Not sure I can agree. Cracker Barrel's old-timey schtick provides nostalgia for a pretty clear generation who remembers when that's the way a lot of the world actually was (or at least had grandmas that cooked old school southern food when you went to visit). The people with these touchstones are dwindling. Unless you think everyone that turns 50 suddenly develops an affinity for an era they didn't live through, I don't know that CB translates to subsequent generations.
This is the same thinking that animates (see what I did there) a lot of the recent decisions at Walt Disney World. "Kids today don't care about steamboats! Rip up Rivers of America!!!"
Except that younger people have nostalgia for experiences with their parents and grandparents that harken back to earlier times, even if they didn't live through them personally. My kids love Cracker Barrel because they went there often with their grandmother. I never traveled by steamboat but I loved RoA because I remember how I felt seeing it 40 years ago.
If the company is gonna turn CB into just another bland dining establishment with no real identity, what's the point?
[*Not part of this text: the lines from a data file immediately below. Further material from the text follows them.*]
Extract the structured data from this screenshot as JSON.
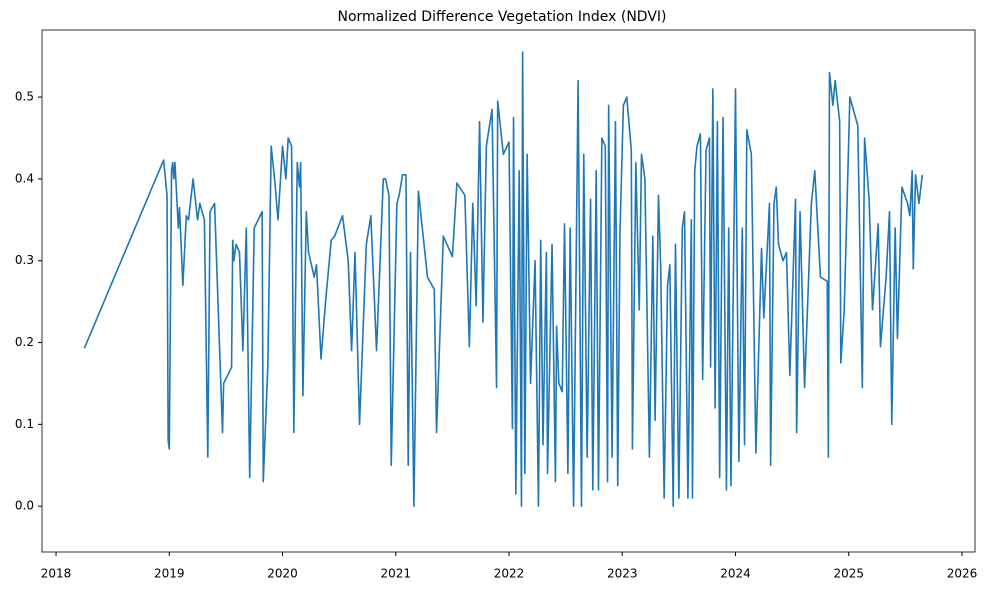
{
  "chart_data": {
    "type": "line",
    "title": "Normalized Difference Vegetation Index (NDVI)",
    "x": [
      2018.25,
      2018.95,
      2018.98,
      2018.99,
      2019.0,
      2019.02,
      2019.03,
      2019.04,
      2019.05,
      2019.08,
      2019.09,
      2019.12,
      2019.15,
      2019.17,
      2019.21,
      2019.25,
      2019.27,
      2019.31,
      2019.34,
      2019.36,
      2019.4,
      2019.47,
      2019.48,
      2019.55,
      2019.56,
      2019.57,
      2019.59,
      2019.62,
      2019.65,
      2019.68,
      2019.71,
      2019.75,
      2019.82,
      2019.83,
      2019.87,
      2019.9,
      2019.93,
      2019.96,
      2020.0,
      2020.03,
      2020.05,
      2020.08,
      2020.1,
      2020.13,
      2020.15,
      2020.16,
      2020.18,
      2020.21,
      2020.23,
      2020.28,
      2020.3,
      2020.34,
      2020.38,
      2020.43,
      2020.46,
      2020.53,
      2020.58,
      2020.61,
      2020.64,
      2020.68,
      2020.74,
      2020.78,
      2020.83,
      2020.89,
      2020.91,
      2020.94,
      2020.96,
      2021.01,
      2021.03,
      2021.06,
      2021.09,
      2021.11,
      2021.13,
      2021.16,
      2021.2,
      2021.28,
      2021.34,
      2021.36,
      2021.42,
      2021.5,
      2021.54,
      2021.61,
      2021.65,
      2021.68,
      2021.71,
      2021.74,
      2021.77,
      2021.8,
      2021.85,
      2021.89,
      2021.9,
      2021.95,
      2022.0,
      2022.03,
      2022.04,
      2022.06,
      2022.09,
      2022.11,
      2022.12,
      2022.14,
      2022.16,
      2022.19,
      2022.23,
      2022.26,
      2022.28,
      2022.3,
      2022.33,
      2022.34,
      2022.38,
      2022.41,
      2022.42,
      2022.44,
      2022.47,
      2022.49,
      2022.52,
      2022.54,
      2022.57,
      2022.61,
      2022.64,
      2022.66,
      2022.69,
      2022.72,
      2022.74,
      2022.77,
      2022.79,
      2022.82,
      2022.85,
      2022.87,
      2022.88,
      2022.91,
      2022.94,
      2022.96,
      2022.98,
      2023.01,
      2023.04,
      2023.08,
      2023.09,
      2023.12,
      2023.15,
      2023.17,
      2023.2,
      2023.24,
      2023.27,
      2023.29,
      2023.32,
      2023.34,
      2023.37,
      2023.4,
      2023.42,
      2023.45,
      2023.47,
      2023.5,
      2023.53,
      2023.55,
      2023.58,
      2023.61,
      2023.62,
      2023.64,
      2023.66,
      2023.69,
      2023.71,
      2023.74,
      2023.77,
      2023.78,
      2023.8,
      2023.82,
      2023.84,
      2023.86,
      2023.89,
      2023.92,
      2023.94,
      2023.96,
      2023.99,
      2024.0,
      2024.03,
      2024.06,
      2024.08,
      2024.1,
      2024.14,
      2024.18,
      2024.23,
      2024.25,
      2024.3,
      2024.31,
      2024.34,
      2024.36,
      2024.38,
      2024.42,
      2024.45,
      2024.48,
      2024.53,
      2024.54,
      2024.57,
      2024.61,
      2024.67,
      2024.7,
      2024.75,
      2024.81,
      2024.82,
      2024.83,
      2024.86,
      2024.88,
      2024.92,
      2024.93,
      2024.96,
      2025.01,
      2025.08,
      2025.12,
      2025.14,
      2025.18,
      2025.21,
      2025.26,
      2025.28,
      2025.33,
      2025.36,
      2025.38,
      2025.41,
      2025.43,
      2025.47,
      2025.52,
      2025.54,
      2025.56,
      2025.57,
      2025.59,
      2025.62,
      2025.65
    ],
    "series": [
      {
        "name": "NDVI",
        "color": "#1f77b4",
        "values": [
          0.193,
          0.423,
          0.38,
          0.08,
          0.07,
          0.41,
          0.42,
          0.4,
          0.42,
          0.34,
          0.365,
          0.27,
          0.355,
          0.35,
          0.4,
          0.35,
          0.37,
          0.35,
          0.06,
          0.36,
          0.37,
          0.09,
          0.15,
          0.17,
          0.325,
          0.3,
          0.32,
          0.31,
          0.19,
          0.34,
          0.035,
          0.34,
          0.36,
          0.03,
          0.17,
          0.44,
          0.4,
          0.35,
          0.44,
          0.4,
          0.45,
          0.44,
          0.09,
          0.42,
          0.39,
          0.42,
          0.135,
          0.36,
          0.31,
          0.28,
          0.295,
          0.18,
          0.25,
          0.325,
          0.33,
          0.355,
          0.3,
          0.19,
          0.31,
          0.1,
          0.32,
          0.355,
          0.19,
          0.4,
          0.4,
          0.38,
          0.05,
          0.37,
          0.38,
          0.405,
          0.405,
          0.05,
          0.31,
          0.0,
          0.385,
          0.28,
          0.265,
          0.09,
          0.33,
          0.305,
          0.395,
          0.38,
          0.195,
          0.37,
          0.245,
          0.47,
          0.225,
          0.44,
          0.485,
          0.145,
          0.495,
          0.43,
          0.445,
          0.095,
          0.475,
          0.015,
          0.41,
          0.0,
          0.555,
          0.04,
          0.43,
          0.15,
          0.3,
          0.0,
          0.325,
          0.075,
          0.31,
          0.04,
          0.32,
          0.03,
          0.22,
          0.15,
          0.14,
          0.345,
          0.04,
          0.34,
          0.0,
          0.52,
          0.0,
          0.43,
          0.06,
          0.375,
          0.02,
          0.41,
          0.02,
          0.45,
          0.44,
          0.03,
          0.49,
          0.06,
          0.47,
          0.025,
          0.335,
          0.49,
          0.5,
          0.435,
          0.07,
          0.42,
          0.24,
          0.43,
          0.4,
          0.06,
          0.33,
          0.105,
          0.38,
          0.29,
          0.01,
          0.27,
          0.295,
          0.0,
          0.32,
          0.01,
          0.34,
          0.36,
          0.01,
          0.35,
          0.01,
          0.41,
          0.44,
          0.455,
          0.155,
          0.435,
          0.45,
          0.17,
          0.51,
          0.12,
          0.47,
          0.035,
          0.475,
          0.02,
          0.34,
          0.025,
          0.38,
          0.51,
          0.055,
          0.34,
          0.075,
          0.46,
          0.43,
          0.065,
          0.315,
          0.23,
          0.37,
          0.05,
          0.37,
          0.39,
          0.32,
          0.3,
          0.31,
          0.16,
          0.375,
          0.09,
          0.36,
          0.145,
          0.37,
          0.41,
          0.28,
          0.275,
          0.06,
          0.53,
          0.49,
          0.52,
          0.47,
          0.175,
          0.24,
          0.5,
          0.465,
          0.145,
          0.45,
          0.375,
          0.24,
          0.345,
          0.195,
          0.28,
          0.36,
          0.1,
          0.34,
          0.205,
          0.39,
          0.37,
          0.355,
          0.41,
          0.29,
          0.405,
          0.37,
          0.405
        ]
      }
    ],
    "xlim": [
      2017.876,
      2026.115
    ],
    "xticks": [
      2018,
      2019,
      2020,
      2021,
      2022,
      2023,
      2024,
      2025,
      2026
    ],
    "ylim": [
      -0.056,
      0.582
    ],
    "yticks": [
      {
        "value": 0,
        "label": "0.0"
      },
      0.1,
      0.2,
      0.3,
      0.4,
      0.5
    ]
  }
}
Why would anyone young person choose CB if it looks, tastes and costs just like any other chain?
I'm with you that they need a point of view and said as much in my follow up.
You're kinda making my point on nostalgia by saying your kids love it because they went there with their grandma and you love it because of memories from 40 years ago.
My only point was, as we get further and further from the era CB has sought to recreate, it becomes a tougher sell as less and less people have a point of reference. Doesn't mean there's no audience at all, but the sledding gets tougher. They're probably in a slow-moving bind that has no good answers, at least not at the scale they currently operate.